I might respond, what in the world is Picasso’s Two Nudes doing in the The Museum of Modern Art? I might also respond that I don’t really know. For some reason, I find the striking flatness of the images (artist Chester Gould‘s lack creating a three dimensional appearance) and bright useage of color oddly appealing – if for nothing else its seemingly pure, crude folksiness. It is certainly unique, and his character Dick Tracy was widely successful.
Art critic Spiegelman “explains that Gould coupled the precision of blueprints to the emotional intensity of the German Expressionist art taking place on the other side of the Atlantic… and he created a kind of Blueprint Expressionism.”

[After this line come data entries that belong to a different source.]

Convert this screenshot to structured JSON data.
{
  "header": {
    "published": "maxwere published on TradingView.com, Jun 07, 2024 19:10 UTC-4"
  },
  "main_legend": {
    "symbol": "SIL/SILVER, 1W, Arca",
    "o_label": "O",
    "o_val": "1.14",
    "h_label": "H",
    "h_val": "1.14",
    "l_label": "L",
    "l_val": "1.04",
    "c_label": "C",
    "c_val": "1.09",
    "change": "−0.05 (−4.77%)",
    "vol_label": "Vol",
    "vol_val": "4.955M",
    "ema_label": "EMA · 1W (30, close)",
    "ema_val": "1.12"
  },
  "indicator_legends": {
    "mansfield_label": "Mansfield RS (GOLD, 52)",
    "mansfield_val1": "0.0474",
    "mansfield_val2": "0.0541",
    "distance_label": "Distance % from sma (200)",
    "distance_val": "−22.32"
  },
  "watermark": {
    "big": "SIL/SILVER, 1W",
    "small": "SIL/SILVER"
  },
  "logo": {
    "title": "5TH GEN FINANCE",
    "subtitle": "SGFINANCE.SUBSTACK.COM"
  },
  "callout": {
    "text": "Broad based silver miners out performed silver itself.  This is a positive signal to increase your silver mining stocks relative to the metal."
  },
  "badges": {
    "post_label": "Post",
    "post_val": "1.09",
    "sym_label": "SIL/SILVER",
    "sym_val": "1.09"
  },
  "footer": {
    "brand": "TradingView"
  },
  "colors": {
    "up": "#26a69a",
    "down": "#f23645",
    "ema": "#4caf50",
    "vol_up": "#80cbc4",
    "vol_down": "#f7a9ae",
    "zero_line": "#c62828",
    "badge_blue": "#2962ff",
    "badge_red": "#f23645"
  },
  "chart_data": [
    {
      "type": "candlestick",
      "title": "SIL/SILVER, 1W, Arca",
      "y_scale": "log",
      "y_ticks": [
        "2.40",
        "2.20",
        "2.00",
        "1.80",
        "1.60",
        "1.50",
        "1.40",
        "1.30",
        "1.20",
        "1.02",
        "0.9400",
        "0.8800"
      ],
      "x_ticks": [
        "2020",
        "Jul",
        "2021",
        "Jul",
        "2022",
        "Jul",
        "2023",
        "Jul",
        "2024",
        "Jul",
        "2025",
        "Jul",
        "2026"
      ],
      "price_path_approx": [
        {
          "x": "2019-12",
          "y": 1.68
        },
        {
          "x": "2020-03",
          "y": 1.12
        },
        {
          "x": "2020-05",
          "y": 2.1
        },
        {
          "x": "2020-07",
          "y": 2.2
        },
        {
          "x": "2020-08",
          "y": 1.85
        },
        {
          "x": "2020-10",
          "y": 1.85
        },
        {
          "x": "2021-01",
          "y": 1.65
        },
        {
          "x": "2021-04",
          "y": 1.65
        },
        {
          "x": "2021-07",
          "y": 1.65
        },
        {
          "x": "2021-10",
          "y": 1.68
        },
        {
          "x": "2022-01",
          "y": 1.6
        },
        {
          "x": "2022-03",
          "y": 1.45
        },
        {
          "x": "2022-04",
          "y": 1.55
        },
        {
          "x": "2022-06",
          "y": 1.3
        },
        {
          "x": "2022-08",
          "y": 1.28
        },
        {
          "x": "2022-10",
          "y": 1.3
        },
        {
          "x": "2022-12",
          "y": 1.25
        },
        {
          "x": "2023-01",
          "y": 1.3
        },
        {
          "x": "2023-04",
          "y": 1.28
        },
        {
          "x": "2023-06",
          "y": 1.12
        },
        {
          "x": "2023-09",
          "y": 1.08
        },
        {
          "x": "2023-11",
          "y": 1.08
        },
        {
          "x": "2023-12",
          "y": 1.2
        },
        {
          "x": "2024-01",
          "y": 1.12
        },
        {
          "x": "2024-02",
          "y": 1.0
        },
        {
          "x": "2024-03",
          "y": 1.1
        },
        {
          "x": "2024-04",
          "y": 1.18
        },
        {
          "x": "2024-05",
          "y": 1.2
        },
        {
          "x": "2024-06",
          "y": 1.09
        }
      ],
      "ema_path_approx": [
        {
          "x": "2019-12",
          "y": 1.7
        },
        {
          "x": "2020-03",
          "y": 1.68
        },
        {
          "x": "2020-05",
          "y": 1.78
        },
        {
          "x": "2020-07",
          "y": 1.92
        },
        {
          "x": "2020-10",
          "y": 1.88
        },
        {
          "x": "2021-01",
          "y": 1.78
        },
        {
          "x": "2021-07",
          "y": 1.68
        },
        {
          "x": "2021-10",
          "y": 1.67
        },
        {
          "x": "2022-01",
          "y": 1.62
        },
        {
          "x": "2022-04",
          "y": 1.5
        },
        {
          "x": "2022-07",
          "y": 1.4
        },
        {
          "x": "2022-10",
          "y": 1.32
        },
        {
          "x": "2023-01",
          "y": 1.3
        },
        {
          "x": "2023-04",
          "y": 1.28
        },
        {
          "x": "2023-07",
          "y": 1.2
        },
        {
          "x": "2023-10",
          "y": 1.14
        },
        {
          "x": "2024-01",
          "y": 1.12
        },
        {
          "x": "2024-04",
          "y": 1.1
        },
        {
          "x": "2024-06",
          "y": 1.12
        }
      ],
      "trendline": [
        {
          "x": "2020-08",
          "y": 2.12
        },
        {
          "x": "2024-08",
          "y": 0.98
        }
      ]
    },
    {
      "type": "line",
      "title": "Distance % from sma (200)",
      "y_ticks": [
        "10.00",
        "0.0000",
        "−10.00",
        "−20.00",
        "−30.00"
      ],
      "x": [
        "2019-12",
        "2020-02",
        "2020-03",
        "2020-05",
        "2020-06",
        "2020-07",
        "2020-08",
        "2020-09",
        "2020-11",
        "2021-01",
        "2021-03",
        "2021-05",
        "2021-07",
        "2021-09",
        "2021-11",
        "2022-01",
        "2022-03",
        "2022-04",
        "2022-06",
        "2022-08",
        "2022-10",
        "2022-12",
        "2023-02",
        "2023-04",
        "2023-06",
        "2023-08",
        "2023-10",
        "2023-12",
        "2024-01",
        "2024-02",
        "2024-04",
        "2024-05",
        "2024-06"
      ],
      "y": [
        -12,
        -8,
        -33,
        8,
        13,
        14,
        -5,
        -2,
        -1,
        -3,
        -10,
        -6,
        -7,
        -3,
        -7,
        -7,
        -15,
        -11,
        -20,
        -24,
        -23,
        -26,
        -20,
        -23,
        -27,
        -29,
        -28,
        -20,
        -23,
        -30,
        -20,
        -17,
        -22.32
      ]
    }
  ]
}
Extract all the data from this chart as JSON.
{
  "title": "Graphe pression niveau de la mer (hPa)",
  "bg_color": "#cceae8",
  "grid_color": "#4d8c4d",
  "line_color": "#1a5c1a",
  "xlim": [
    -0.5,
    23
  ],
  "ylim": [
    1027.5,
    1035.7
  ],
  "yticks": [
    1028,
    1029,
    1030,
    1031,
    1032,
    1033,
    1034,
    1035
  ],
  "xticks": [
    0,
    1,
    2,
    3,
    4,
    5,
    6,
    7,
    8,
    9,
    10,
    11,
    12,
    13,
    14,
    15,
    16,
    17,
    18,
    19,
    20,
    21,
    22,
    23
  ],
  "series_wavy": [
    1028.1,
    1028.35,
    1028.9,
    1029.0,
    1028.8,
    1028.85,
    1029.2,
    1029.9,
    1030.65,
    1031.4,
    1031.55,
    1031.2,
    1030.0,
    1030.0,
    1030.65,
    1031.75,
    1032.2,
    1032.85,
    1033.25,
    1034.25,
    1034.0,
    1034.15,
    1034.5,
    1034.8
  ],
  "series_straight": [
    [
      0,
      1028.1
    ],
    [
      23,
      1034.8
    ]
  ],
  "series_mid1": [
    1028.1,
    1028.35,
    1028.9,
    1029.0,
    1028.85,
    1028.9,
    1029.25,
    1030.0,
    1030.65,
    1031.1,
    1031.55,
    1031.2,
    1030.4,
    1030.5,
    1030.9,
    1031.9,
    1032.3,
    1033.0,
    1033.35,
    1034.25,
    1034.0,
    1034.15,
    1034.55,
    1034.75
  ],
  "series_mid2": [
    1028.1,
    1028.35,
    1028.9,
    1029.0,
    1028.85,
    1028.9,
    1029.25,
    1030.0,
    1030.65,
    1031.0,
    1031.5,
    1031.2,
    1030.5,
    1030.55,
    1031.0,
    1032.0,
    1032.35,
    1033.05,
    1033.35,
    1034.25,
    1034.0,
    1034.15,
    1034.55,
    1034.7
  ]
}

German Expressionism is described as bold, simplified (or distorted, exaggerated forms), sometimes clashing colors, direct and frank. Whether this is what Gould intended or not, that does sum up his style pretty well. Gould would have been about 20 years old when the German Expressionism movement reached its peak, but having grown up in Pawnee, Oklahoma it is not clear whether he could have been exposed to this influence or it was just happy coincidence from a lack of true art training.
What is for certain, Gould knew how to weave a story and appeal to the masses with a tough (if not violent) cop that had an impenetrable core of honesty. Taking note of the gang crime headlines at the time (think bootleggers, prohibition, Ma Barker, Bonnie and Clyde, “Pretty Boy” Floyd etc.) he created a no-nonsense cop (and love interest Tess Trueheart) to fight against it. Newspaper management loved it and the rest, as they say, is history.